Let’s say there are two employees, each of them earning $100,000 annually, receiving 3% raises and earning 5% on the 401(k) plan. One of them contributes 5% of the salary annually, while the other gives 8%. In twenty years, the first employee will obtain $222,386, and the second one will have $355,818. As you see, increasing your savings is a great strategy to accumulate more dollars.

In addition, if you feel that you can afford to save more, add to your savings by utilising the catch up contributions when you're over fifty. It enables you to make bigger savings as you're getting closer to your retirement.

In case you can't afford to scale up your 401(k) at the moment, don't back away. Many companies offer their workers an ‘auto-increase’ feature that adds to your fund automatically by 1% at the end of the calendar year until you achieve a cap rate of 10-15%. So if your employer offers this option, don’t waste this opportunity.

How to Invest 401(k)

There is a common belief that investing might be risky, but you risk holding cash as well. Not only taxes, but also inflation can reduce your savings in the end. So it’s definitely a wise idea to put your money to work. 

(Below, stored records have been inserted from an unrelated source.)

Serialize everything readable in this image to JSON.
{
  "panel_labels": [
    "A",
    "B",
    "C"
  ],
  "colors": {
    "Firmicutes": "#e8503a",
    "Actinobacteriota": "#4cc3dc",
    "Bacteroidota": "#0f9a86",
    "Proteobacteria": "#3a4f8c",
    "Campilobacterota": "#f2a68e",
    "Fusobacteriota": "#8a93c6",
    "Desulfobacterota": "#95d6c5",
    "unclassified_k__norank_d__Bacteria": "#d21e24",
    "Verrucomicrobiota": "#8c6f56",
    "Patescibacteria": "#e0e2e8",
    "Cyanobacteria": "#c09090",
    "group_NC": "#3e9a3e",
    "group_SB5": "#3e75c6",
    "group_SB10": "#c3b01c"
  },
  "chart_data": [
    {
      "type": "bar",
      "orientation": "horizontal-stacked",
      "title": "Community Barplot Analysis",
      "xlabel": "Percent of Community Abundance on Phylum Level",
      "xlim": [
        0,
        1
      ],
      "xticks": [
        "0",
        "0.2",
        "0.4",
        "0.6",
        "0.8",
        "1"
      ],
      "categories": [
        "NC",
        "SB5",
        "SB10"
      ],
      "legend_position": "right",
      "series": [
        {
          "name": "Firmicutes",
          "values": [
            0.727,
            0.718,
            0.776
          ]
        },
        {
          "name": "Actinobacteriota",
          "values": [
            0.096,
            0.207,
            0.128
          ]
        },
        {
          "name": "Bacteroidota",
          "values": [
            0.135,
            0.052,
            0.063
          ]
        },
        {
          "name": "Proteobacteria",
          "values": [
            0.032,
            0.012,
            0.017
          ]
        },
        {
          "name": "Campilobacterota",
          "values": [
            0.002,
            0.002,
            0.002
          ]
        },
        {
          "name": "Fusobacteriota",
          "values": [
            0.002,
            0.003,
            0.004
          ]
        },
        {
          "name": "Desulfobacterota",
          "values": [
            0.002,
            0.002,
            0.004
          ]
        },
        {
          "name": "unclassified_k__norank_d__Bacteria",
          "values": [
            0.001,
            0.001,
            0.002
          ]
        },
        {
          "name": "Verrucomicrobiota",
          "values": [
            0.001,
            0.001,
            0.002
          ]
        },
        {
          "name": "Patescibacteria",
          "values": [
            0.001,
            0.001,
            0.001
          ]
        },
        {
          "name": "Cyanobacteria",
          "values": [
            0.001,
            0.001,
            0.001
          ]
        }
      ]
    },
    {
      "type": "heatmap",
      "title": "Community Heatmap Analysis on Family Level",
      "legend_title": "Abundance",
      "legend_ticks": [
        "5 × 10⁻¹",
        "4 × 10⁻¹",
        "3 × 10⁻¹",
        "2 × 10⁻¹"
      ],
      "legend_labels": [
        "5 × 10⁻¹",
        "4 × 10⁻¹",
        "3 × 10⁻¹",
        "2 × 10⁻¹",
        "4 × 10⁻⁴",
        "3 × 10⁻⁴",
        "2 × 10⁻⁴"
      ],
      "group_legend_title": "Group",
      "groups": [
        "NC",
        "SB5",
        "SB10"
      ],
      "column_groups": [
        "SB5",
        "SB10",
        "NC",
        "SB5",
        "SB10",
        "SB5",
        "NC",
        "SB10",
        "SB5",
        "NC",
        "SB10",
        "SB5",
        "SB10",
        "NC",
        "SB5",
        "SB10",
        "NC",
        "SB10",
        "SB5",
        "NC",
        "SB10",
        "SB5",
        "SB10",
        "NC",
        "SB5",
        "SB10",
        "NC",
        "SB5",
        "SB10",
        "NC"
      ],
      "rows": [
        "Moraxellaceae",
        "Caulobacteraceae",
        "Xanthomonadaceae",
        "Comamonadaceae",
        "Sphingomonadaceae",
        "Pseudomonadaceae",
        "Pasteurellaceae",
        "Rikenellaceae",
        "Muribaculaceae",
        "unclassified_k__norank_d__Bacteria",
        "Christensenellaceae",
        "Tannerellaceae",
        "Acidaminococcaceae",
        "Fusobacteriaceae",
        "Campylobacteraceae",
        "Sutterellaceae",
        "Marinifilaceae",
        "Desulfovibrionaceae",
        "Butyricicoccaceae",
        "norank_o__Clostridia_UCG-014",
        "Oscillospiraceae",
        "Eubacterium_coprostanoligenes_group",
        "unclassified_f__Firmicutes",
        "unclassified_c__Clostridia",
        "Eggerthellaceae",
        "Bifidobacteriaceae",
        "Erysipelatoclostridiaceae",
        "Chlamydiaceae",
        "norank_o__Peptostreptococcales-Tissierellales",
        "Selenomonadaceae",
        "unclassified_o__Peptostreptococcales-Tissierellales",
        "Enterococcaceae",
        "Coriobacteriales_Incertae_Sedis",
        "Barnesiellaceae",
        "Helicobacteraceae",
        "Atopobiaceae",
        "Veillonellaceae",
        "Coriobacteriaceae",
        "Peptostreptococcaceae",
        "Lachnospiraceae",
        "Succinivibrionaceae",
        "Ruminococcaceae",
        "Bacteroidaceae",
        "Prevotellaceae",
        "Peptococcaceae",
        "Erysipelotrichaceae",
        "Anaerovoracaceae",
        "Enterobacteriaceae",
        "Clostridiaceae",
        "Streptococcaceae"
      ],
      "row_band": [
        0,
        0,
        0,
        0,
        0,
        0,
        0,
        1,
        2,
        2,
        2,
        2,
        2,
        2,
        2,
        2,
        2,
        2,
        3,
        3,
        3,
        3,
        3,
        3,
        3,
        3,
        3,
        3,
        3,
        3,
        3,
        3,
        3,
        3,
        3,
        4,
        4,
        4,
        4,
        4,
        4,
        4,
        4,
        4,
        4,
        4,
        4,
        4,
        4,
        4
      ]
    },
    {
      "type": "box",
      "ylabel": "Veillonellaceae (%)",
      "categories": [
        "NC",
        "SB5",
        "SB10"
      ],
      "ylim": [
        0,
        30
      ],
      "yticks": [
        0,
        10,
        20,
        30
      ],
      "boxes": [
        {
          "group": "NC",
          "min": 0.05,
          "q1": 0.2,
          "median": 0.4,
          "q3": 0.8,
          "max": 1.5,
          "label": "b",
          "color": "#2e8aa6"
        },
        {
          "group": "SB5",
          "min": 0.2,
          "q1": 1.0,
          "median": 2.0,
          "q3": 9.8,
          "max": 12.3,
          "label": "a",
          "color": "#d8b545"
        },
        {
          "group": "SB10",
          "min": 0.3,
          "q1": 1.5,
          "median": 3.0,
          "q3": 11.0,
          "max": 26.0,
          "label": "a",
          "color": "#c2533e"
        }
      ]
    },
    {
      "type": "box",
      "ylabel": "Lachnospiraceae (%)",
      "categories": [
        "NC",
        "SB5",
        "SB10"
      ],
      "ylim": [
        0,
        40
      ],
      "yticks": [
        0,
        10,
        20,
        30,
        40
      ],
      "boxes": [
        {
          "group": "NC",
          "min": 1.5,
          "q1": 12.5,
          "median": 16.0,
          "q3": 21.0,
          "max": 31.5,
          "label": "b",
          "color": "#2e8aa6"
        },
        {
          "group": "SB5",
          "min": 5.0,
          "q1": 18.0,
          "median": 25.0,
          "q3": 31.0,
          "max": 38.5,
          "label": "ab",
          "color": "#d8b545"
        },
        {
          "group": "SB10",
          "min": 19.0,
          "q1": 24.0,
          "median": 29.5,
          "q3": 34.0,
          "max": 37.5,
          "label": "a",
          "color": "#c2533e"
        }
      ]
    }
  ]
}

First of all, decide where your dollars will be invested. Next, decide how much risk you’re comfortable with. As a rule of thumb, you can subtract your age from 110 to figure out the percentage of your portfolio to invest in equities; the rest should be in bonds. Get this: stock funds are split into categories. Your 401(k) will be likely to offer at least one fund in each of the next categories: U.S. large cap, U.S. small cap, international, emerging markets and sometimes alternative options like real estate or natural resources. It’s best to diversify your portfolio by distributing the money you want to allocate to equities across these funds.

Sounds too complicated? Remember: it’s always a good idea to hire a certified financial planner to help you manage your finances and avoid issues.

How to Get Money Out of Your 401(k)

It goes without saying that as your 401(k) money is meant to be used after you retire. However, there are circumstances due to which you may take accumulated money out of a 401(k) without facing any penalty. However, keep in mind that you'll still have to pay taxes. Here are circumstances due to which you can start using your accumulated 401(k) employee contributions, roth 401(k) money and catch up contributions:

  1. you get to 59.5 years of age;
  2. you retire/quit/are dismissed anytime after you turn 55;
  3. you become disabled;
  4. you need money to avoid foreclosure from your home;
  5. you have to pay for college tuition;
  6. your beneficiary needs to take out the funds when you pass away;
  7. you need cost to pay for a funeral;
  8. you need money to cover medical expenses.

Withdrawal Penalty

If you aren’t eligible for a penalty free withdrawal, you can still cash out your 401(k) money even if you haven’t reached the age of 59.5. However, withdrawing funds early can carry serious financial penalties. Also, get this: not every employer permits early 401(k) withdrawals, so make sure to check with your HR department whether this option is available.

As of 2021, if you are under the age of 59.5, a withdrawal from a 401(k) is subject to a 10% penalty. In addition, you’ll be required to pay your regular income taxes on the withdrawn funds. For instance, for a $10,000 withdrawal minus taxes and penalties, you’ll only get around $6,300.

The Bottom Line

All in all, contributing into a 401(k) retirement plan is a good strategy to save up for the time when you retire. It’s a good idea to put the maximum amount of money possible in your retirement plan, but bear in mind the limits for 401(k). As of 2021, the contribution limit is $19,500 for employees under 50 and $26,000 if you’re 50 years old or beyond. However, you can save up more by investing your 401(k), so don't hesitate to get in touch with a certified financial planner to help you maximize your 401(k).